3ª turma entendeu que o valor de R$ 5 milhões, fixado com base em expectativa de faturamento futuro, não tem amparo em provas concretas, fixando a condenação em R$ 17,4 milhões.

Da Redação

terça-feira, 11 de novembro de 2025

Atualizado às 20:30

A 3ª turma do STJ afastou parte da condenação imposta à Redecard, referente ao pagamento de R$ 5 milhões fixados com base em projeções de geração de caixa, em ação movida pela Zolkin, empresa de tecnologia que alegava descumprimento contratual.

A decisão mantém a indenização de R$ 15 milhões por prejuízos materiais e investimentos diretos e indiretos, além de R$ 1,5 milhão pelos danos ocorridos durante a vigência contratual. Ainda fixaram honorários de 12% sobre o valor da causa.

O colegiado entendeu que o valor adicional de R$ 5 milhões, calculado com base em expectativas de faturamento futuro, não poderia ser mantido por falta de comprovação efetiva de prejuízo.

O caso

A ação indenizatória foi movida em razão do descumprimento de um contrato firmado entre as partes, que visava à inserção do programa Zolkin Moeda Digital nas máquinas da Redecard.
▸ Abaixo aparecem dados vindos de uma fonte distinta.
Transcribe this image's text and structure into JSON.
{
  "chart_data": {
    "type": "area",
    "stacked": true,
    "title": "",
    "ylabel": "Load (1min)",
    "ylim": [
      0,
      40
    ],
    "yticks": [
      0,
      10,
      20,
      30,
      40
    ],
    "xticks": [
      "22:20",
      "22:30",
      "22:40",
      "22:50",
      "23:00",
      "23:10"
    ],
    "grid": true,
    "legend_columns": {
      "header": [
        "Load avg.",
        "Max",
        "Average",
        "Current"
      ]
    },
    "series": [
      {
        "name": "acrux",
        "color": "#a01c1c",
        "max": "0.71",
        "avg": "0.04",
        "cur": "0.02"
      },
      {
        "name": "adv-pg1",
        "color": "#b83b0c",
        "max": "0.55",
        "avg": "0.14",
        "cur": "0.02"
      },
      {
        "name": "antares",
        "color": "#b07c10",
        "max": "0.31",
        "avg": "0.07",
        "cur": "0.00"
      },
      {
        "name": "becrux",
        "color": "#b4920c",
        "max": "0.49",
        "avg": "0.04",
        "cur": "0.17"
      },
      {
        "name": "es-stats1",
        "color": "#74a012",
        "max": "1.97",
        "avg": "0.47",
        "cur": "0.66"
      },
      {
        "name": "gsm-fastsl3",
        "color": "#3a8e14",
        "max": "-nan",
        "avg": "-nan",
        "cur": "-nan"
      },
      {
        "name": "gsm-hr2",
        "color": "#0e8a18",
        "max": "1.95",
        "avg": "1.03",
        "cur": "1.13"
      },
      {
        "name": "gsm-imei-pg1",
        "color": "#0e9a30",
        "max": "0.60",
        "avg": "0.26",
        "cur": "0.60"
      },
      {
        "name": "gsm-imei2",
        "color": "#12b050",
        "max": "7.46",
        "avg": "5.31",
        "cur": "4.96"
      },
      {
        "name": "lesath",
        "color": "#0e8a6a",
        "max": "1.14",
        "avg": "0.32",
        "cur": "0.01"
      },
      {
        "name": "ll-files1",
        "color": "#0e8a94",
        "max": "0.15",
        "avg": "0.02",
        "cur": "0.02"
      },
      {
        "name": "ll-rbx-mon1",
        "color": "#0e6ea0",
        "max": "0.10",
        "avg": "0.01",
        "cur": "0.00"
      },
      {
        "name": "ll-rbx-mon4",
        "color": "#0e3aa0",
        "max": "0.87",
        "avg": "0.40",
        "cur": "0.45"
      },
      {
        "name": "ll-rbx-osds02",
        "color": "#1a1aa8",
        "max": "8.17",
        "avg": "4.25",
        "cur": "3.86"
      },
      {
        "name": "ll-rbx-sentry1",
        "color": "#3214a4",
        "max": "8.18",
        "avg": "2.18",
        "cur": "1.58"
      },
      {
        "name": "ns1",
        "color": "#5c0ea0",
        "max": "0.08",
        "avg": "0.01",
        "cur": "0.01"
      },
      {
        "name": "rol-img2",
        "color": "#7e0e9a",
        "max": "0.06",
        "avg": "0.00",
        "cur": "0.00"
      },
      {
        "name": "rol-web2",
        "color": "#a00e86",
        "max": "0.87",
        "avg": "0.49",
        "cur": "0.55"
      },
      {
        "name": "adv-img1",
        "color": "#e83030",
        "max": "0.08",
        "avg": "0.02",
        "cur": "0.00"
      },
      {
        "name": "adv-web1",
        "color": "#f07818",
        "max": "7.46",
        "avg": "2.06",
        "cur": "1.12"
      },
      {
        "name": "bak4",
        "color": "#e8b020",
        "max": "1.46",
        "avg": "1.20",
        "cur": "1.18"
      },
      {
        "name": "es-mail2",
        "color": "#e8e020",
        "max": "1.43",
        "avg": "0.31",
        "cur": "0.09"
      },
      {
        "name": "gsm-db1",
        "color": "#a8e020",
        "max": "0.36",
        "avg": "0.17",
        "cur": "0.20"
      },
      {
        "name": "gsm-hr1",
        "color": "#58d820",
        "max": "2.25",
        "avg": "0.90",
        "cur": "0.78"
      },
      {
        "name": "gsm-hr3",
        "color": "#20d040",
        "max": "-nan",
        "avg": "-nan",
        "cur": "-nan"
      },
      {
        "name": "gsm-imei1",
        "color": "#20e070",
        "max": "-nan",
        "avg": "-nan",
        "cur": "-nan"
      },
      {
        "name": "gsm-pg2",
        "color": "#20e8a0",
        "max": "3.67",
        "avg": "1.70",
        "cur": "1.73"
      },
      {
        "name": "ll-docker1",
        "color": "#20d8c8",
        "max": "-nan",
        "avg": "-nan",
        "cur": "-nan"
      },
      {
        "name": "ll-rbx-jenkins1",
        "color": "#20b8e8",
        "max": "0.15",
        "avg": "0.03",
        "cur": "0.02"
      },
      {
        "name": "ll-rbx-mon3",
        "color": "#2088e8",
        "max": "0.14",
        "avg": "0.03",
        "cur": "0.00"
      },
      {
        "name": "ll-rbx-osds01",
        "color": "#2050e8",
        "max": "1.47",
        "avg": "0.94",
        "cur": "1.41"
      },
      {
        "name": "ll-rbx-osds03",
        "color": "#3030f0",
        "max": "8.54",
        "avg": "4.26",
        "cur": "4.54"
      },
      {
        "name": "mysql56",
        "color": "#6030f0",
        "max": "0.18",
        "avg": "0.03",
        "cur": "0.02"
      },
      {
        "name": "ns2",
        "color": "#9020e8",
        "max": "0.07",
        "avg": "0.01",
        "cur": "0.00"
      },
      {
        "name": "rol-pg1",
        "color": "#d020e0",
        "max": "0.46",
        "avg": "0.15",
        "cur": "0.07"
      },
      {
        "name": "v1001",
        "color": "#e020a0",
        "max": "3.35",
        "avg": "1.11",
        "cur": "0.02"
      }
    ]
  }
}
O programa tinha o objetivo de oferecer cashback e fidelização a consumidores, sendo um diferencial competitivo no mercado.

A Zolkin alegou que, devido a falhas e atrasos na implementação do programa por parte da Redecard, sua imagem no mercado foi comprometida, levando à perda de clientela, lucros cessantes e prejuízos financeiros.

Na primeira instância, o juízo da 33ª vara Cível do Foro Central de SP havia condenado a Redecard a pagar R$ 18,7 milhões por danos emergentes; R$ 250 mil a título de reembolso de investimentos; R$ 30,1 milhões por lucros cessantes durante o período de vigência do contrato; R$ 250,6 pela perda do valor da empresa; e R$ 100 mil por danos morais para cada um dos autores.

O TJ/SP reduziu a indenização originalmente fixada em valores que ultrapassavam R$ 300 milhões para cerca de R$ 22,5 milhões, considerando que as cifras iniciais refletiam projeções hipotéticas e não prejuízos comprovados.

 (Imagem: Freepik)

STJ manteve a condenação em disputa contratual, mas afastou o pagamento de R$ 5 milhões baseados em lucros projetados.(Imagem: Freepik)

Resultado no STJ

No julgamento do recurso, a relatora, ministra Daniela Teixeira, votou por manter parte da condenação, afastando apenas a indenização calculada com base em lucros presumidos e projeções de faturamento.

O valor final da condenação foi fixado em R$ 17,45 milhões.

A ministra Nancy Andrighi acompanhou o entendimento da relatora, mas divergiu quanto à fixação dos honorários, propondo o percentual de 12% sobre o valor da causa (R$ 191 milhões), sugestão que acabou sendo acolhida.

Por unanimidade, o colegiado seguiu o entendimento de que a indenização deve se restringir a prejuízos comprovados, afastando valores baseados em expectativas futuras de lucro e majorando os honorários.